Low energy chiral two pion exchange potential with statistical uncertainties

TL;DR

This paper introduces a new low-energy chiral two-pion exchange nucleon-nucleon potential fitted to extensive scattering data, emphasizing statistical validation and uncertainty propagation, resulting in a softer interaction consistent with previous chiral constant determinations.

Contribution

The paper develops a statistically validated chiral NN potential with uncertainty analysis, providing a new determination of chiral constants and demonstrating a softer interaction than existing models.

Findings

Successful fit to scattering data with chi-squared per degree of freedom close to 1.

Determination of chiral constants c1, c3, c4 consistent with previous studies.

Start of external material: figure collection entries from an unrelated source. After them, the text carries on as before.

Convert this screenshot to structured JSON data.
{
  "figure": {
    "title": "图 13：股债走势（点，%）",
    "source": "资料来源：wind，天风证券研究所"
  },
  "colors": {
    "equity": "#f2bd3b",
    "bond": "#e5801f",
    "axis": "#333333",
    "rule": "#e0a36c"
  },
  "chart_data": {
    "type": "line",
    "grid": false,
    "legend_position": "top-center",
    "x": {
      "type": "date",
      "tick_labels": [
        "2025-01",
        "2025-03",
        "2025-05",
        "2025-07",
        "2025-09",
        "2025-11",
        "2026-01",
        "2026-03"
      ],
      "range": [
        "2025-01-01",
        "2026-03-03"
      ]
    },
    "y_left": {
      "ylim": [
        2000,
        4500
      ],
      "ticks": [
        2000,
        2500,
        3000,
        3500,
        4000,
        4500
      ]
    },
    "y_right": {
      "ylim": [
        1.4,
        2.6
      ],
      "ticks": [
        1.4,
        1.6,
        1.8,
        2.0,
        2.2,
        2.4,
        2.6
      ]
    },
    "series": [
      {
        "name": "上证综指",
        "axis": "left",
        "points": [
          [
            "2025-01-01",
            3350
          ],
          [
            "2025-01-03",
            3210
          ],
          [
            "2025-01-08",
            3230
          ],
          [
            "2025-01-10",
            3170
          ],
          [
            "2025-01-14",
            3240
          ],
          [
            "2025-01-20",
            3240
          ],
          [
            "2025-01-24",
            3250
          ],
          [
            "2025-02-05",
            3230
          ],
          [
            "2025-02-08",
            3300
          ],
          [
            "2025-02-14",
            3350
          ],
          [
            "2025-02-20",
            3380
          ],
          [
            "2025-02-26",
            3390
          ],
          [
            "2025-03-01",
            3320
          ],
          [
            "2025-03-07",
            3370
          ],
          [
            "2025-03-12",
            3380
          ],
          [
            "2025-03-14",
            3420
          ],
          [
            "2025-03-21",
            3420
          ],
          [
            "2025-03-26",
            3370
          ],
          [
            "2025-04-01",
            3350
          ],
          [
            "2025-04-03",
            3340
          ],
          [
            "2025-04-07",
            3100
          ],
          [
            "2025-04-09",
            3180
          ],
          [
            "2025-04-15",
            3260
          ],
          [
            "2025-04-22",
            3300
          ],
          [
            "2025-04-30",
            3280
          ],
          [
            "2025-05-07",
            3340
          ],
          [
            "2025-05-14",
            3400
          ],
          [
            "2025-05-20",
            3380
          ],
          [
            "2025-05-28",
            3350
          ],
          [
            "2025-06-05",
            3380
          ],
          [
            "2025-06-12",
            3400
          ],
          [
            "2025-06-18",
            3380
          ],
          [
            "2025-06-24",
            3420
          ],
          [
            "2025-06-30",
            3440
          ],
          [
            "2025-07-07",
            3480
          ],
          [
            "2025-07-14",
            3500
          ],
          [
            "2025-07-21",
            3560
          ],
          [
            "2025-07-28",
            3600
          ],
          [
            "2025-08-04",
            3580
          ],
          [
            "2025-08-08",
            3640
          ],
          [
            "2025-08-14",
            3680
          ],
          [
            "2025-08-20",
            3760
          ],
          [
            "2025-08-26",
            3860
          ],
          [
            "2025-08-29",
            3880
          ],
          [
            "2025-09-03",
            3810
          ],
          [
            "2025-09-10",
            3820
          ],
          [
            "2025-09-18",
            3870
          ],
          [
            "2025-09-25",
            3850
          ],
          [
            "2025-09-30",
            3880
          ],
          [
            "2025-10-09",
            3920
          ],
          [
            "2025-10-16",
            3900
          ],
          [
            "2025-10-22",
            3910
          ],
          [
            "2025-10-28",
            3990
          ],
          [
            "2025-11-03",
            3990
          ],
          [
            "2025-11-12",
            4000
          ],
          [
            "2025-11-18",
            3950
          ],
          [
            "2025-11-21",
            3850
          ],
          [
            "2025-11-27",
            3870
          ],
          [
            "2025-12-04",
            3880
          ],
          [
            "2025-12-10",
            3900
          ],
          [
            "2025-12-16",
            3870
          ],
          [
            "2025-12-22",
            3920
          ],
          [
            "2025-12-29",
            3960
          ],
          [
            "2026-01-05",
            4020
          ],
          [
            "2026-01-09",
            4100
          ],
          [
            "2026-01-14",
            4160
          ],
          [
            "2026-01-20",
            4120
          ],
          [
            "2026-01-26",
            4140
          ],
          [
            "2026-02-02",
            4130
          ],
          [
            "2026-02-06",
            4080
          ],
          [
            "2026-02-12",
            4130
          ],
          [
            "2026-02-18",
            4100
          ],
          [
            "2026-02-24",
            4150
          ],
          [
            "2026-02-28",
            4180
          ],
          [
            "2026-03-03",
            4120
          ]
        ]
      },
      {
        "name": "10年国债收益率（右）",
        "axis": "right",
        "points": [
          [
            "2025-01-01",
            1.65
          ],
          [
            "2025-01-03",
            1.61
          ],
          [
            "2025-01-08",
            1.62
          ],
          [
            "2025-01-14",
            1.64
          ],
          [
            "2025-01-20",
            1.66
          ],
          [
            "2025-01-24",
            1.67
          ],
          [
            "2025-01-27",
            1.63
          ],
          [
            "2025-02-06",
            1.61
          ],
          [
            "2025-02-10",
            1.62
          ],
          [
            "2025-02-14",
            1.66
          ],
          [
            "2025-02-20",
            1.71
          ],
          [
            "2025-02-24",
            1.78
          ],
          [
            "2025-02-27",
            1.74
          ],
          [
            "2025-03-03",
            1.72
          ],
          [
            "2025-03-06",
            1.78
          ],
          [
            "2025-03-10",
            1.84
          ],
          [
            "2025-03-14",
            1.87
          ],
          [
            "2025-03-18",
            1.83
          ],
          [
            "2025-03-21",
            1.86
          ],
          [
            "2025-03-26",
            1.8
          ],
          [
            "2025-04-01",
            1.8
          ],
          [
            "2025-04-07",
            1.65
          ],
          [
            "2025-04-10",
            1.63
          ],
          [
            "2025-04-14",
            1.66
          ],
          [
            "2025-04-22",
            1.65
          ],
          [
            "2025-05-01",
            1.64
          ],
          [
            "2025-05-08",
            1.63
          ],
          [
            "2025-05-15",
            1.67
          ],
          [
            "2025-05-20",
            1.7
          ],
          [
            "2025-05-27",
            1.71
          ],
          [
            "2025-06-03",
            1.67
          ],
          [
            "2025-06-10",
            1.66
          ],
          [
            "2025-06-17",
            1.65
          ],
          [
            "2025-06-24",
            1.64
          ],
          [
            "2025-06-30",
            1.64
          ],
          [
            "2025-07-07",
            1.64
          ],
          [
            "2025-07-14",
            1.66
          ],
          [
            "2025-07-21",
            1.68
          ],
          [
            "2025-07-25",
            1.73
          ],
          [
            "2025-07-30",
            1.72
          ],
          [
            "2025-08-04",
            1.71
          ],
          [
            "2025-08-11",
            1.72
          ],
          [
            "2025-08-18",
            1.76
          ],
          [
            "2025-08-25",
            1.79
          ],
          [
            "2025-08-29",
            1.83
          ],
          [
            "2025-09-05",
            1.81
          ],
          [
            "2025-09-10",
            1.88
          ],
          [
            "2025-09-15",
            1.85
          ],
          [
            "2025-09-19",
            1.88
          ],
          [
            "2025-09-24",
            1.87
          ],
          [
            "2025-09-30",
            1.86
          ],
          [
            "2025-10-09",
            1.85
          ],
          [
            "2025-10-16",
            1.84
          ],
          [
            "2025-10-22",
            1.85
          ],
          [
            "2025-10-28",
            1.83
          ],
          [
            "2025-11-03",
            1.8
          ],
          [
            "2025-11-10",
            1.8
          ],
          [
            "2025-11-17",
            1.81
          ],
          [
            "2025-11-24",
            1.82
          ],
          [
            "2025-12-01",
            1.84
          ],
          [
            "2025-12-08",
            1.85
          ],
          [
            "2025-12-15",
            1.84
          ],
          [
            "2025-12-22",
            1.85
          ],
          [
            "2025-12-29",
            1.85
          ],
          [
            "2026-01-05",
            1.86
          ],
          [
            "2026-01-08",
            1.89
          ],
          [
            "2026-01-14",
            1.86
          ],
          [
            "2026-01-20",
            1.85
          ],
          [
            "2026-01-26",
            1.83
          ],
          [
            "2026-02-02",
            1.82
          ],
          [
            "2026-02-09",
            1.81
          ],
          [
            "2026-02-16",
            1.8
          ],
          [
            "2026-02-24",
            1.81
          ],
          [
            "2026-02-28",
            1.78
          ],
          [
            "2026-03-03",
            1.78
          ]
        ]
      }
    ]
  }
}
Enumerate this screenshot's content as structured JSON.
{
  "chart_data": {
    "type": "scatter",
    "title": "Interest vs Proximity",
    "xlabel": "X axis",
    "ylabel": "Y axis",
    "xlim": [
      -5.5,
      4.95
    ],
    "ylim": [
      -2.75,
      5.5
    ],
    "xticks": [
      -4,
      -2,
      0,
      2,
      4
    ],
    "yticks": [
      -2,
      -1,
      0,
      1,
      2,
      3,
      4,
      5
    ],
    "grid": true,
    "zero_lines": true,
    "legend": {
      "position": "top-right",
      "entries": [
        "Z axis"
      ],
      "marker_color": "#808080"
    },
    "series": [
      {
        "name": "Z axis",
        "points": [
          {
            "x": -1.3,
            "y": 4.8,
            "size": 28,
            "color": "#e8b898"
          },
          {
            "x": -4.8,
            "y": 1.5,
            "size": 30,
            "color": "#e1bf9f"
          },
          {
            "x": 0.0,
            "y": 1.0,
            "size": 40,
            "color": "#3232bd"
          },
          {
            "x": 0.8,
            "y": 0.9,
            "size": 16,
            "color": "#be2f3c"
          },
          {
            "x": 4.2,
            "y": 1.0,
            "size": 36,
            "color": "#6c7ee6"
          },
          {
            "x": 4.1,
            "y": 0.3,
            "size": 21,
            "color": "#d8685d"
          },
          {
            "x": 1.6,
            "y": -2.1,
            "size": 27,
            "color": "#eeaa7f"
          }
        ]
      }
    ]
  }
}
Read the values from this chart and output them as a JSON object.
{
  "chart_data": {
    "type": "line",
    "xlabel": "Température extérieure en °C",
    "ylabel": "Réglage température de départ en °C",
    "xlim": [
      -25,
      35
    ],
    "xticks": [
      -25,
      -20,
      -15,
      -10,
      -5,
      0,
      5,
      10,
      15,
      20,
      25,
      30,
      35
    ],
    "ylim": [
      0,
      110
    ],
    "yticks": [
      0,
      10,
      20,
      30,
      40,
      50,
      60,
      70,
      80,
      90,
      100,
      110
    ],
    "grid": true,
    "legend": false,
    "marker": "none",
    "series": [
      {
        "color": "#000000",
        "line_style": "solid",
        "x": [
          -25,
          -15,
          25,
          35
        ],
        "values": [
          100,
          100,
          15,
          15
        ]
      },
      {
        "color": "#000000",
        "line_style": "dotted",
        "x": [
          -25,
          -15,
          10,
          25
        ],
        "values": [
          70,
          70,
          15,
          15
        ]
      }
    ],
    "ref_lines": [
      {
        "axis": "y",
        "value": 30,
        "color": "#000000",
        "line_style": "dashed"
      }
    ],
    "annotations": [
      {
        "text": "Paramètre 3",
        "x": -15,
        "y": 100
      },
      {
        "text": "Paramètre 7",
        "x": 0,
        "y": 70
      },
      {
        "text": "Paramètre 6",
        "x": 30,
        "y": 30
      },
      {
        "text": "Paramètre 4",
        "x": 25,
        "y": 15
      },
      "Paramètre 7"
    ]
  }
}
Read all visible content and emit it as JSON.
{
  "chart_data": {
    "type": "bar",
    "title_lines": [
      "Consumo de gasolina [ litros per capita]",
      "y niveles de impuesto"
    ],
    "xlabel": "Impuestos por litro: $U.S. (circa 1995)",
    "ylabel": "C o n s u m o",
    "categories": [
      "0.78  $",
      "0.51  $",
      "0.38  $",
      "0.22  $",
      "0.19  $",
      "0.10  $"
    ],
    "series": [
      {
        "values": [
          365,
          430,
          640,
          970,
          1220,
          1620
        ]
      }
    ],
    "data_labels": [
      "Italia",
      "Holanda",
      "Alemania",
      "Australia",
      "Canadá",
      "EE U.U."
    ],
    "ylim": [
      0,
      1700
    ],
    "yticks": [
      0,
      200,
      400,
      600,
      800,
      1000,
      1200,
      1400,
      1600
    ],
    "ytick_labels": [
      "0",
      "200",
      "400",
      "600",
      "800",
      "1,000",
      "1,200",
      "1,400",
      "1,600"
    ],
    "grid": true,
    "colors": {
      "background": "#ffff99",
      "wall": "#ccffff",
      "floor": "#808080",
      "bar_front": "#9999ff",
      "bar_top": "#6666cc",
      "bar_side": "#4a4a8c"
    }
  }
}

Identification of non-vanishing D-wave short distance components.

Abstract

We present a new phenomenological Nucleon-Nucleon chiral potential fitted to 925 pp and 1743 np scattering data selected from the Granada-2013 NN-database up to a laboratory energy of $125$ MeV with 20 short distance parameters and three chiral constants $c_1$, $c_3$ and $c_4$ with $\chi^2/\nu = 1.02$. Special attention is given to testing the normality of the residuals which allows for a sound propagation of statistical errors from the experimental data to the potential parameters, phase-shifts, scattering amplitudes and counter-terms. This fit allows for a new determination of the chiral constants $c_1$, $c_3$ and $c_4$ compatible with previous determinations from NN data. This new interactions is found to be softer than other high quality potentials by undertaking a Weinberg eigenvalue analysis. We further explore the interplay between the error analysis and the assumed form of the short distance interaction. The present work shows that it is possible to fit NN scattering with a TPE chiral potential fulfilling all necessary statistical requirements up to 125 MeV and shows unequivocal non-vanishing D-wave short distance pieces.